In a list of recommendations, recently published in Nature & Science of Sleep, professionals in medicine, health care, patient safety, and research suggested that resident physician work hours be reduced to less than 16-hour stretches at a time. According to a press release, the recommendations also called for the Accreditation Council for Graduate Medical Education (ACGME) to make “work-hour compliance a condition of participation for Medicare graduate medical education (GME) support.”
As reported on OrthoSuperSite.com, the ACGME agreed to reduce work hours to less than 16 hours for first-year residents starting July 1, 2011. However, the ACGME will continue to allow senior residents to work up to 28 hours nonstop.

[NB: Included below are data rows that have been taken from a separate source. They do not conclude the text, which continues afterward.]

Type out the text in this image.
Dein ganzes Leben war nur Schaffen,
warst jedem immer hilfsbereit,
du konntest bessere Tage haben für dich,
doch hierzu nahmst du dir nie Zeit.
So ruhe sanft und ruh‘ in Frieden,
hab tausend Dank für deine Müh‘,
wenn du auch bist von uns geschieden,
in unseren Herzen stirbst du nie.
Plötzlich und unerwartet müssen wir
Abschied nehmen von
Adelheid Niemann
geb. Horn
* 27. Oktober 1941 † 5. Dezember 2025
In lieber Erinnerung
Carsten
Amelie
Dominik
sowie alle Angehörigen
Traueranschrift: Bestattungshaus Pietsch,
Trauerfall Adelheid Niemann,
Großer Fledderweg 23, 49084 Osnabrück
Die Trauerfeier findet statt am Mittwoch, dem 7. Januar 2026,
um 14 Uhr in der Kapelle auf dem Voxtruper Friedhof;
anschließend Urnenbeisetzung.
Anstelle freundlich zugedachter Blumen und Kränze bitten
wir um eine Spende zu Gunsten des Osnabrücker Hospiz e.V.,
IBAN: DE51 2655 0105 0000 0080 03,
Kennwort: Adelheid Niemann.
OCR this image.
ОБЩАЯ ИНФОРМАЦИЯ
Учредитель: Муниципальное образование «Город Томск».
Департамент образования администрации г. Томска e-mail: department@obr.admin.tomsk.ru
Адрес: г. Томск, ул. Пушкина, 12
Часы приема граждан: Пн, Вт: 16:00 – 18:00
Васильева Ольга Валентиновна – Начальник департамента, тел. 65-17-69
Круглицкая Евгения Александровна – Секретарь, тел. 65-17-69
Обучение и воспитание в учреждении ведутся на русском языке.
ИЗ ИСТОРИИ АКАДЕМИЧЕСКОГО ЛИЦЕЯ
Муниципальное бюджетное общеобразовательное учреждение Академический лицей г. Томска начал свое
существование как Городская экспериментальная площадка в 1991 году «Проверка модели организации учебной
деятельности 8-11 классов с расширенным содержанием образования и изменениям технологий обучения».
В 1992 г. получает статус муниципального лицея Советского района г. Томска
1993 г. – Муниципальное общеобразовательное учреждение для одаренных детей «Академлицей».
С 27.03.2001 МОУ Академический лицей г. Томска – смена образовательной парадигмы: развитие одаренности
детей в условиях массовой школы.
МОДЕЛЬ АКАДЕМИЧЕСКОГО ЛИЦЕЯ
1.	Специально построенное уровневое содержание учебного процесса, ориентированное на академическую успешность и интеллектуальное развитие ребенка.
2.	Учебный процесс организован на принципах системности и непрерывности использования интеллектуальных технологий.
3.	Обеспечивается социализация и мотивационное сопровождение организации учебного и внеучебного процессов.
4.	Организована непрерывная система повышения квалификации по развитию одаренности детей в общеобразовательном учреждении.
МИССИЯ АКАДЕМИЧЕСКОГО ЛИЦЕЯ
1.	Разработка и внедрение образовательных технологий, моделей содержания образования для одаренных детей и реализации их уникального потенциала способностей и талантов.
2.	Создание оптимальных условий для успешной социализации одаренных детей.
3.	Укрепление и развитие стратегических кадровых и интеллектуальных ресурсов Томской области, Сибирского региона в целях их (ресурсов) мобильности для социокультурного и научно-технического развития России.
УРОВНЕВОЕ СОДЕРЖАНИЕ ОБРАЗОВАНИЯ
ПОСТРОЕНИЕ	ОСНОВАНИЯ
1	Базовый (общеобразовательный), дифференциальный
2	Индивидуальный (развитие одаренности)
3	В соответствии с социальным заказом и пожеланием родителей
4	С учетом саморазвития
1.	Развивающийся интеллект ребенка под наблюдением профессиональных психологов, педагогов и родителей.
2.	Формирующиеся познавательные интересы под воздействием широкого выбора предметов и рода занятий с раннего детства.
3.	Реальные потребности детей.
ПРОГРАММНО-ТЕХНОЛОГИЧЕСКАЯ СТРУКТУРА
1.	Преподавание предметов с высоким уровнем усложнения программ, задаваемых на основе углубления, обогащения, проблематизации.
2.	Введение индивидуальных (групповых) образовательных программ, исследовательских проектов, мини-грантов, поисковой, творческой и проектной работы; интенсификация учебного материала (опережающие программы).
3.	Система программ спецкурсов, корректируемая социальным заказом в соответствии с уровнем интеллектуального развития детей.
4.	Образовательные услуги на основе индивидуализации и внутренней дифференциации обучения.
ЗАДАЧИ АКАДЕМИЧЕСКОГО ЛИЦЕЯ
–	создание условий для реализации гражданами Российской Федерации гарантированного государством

Charles Czeisler, PhD, MD, a co-author of the report and chief of the Division of Sleep Medicine at Brigham and Women’s Hospital in Boston, warned the ACGME’s rules encompass “a small fraction” of residents and will not solve the problem.
“Extensive research has shown that experience does not overcome the need for sleep, Czeisler stated in the press release. “There is no justification for maintaining unsafe work hours, other than they’re a good deal for hospitals. But they endanger patients, and they even endanger residents.”
The group also recommended institutions look at how much workload is excessive for residents and reduce the workload for tasks unimportant to their education, such as paperwork and drawing blood. They also called for supervision of hospital admissions and critical care services. Other suggestions included providing transportation to tired residents to ensure that they arrive home safely and establishing moonlighting policies.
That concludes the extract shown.